Falls are a major health risk. It is estimated that one in three persons over the age of 65 is likely to fall at least once a year. Personal emergency response systems can help by providing a “panic button” device that a senior can press if an accident occurs.  However, a 2008 study by the British Medical Journal found that 80% of people over the age of 90 who wore monitoring devices never pushed the alert button after a fall, either because they didn’t want to bother anyone or were unable to do so.  If a fall goes undetected, the results can be devastating for both the patient and the senior living facility.  Remaining on the floor, even for a few hours, can lead to problems such as dehydration, low body temperature and skin sores due to pressure. Additionally, senior living facilities can face the loss of revenue, lawsuits and license revocation if falls go undetected.

To prevent undetected falls, senior living facilities are now looking for solutions that feature a built-in accelerometer that measures movement and orientation, and can automatically sense falls. When a fall is detected, it sends an alert where it is deemed appropriate, such as a caregiver or nurse station. With automatic alerts, caregivers are able to act more quickly to provide assistance. In addition, automatic detection allows a trend to be developed over time that may indicate an increase in instability over time. If the system also determines the location of the resident, a pattern of difficulty with certain locations or time of day may emerge.

Of course, it is everyone’s goal to prevent falls before they happen. Most falls are associated with one or more identifiable risk factors such as weakness, confusion and certain medications. Research has shown that identification and attention to these risk factors can significantly reduce fall rates. Companies such as AFrame Digital have introduced technology that is designed to detect changes so medical personnel and caregivers can be alerted before a fall happens.
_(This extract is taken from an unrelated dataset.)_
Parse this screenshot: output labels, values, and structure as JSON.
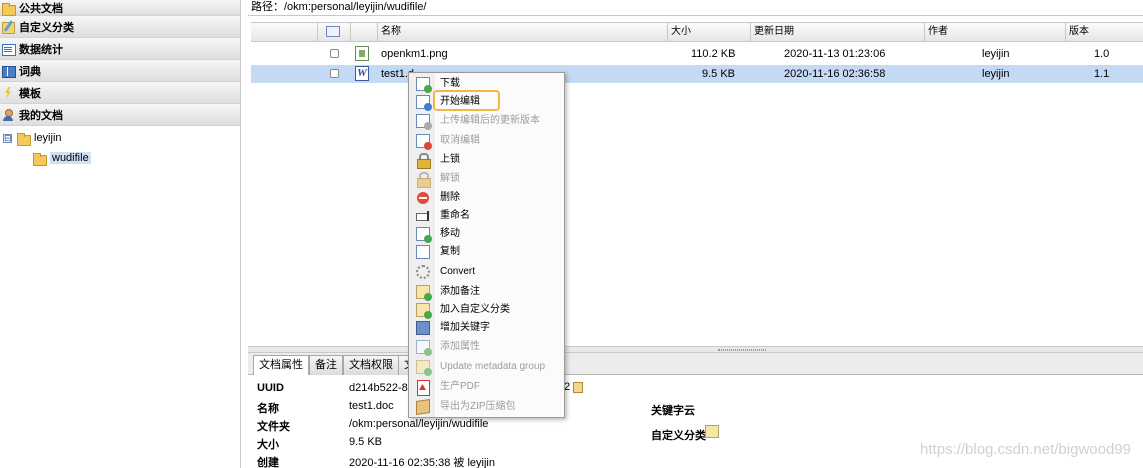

AFrame’s MobileCare™ Monitor system, a wrist watch-like device, wirelessly communicates a user’s motion and location data to a cloud-based monitoring and alerting system. The AFrame system’s capabilities include emergency call, impact detection, location tracking, along with activity and vitals tracking and trending. The solution uses ZigBee wireless technology, provided by Digi International, to connect to the network, and the iDigi Device cloud to make system management easy.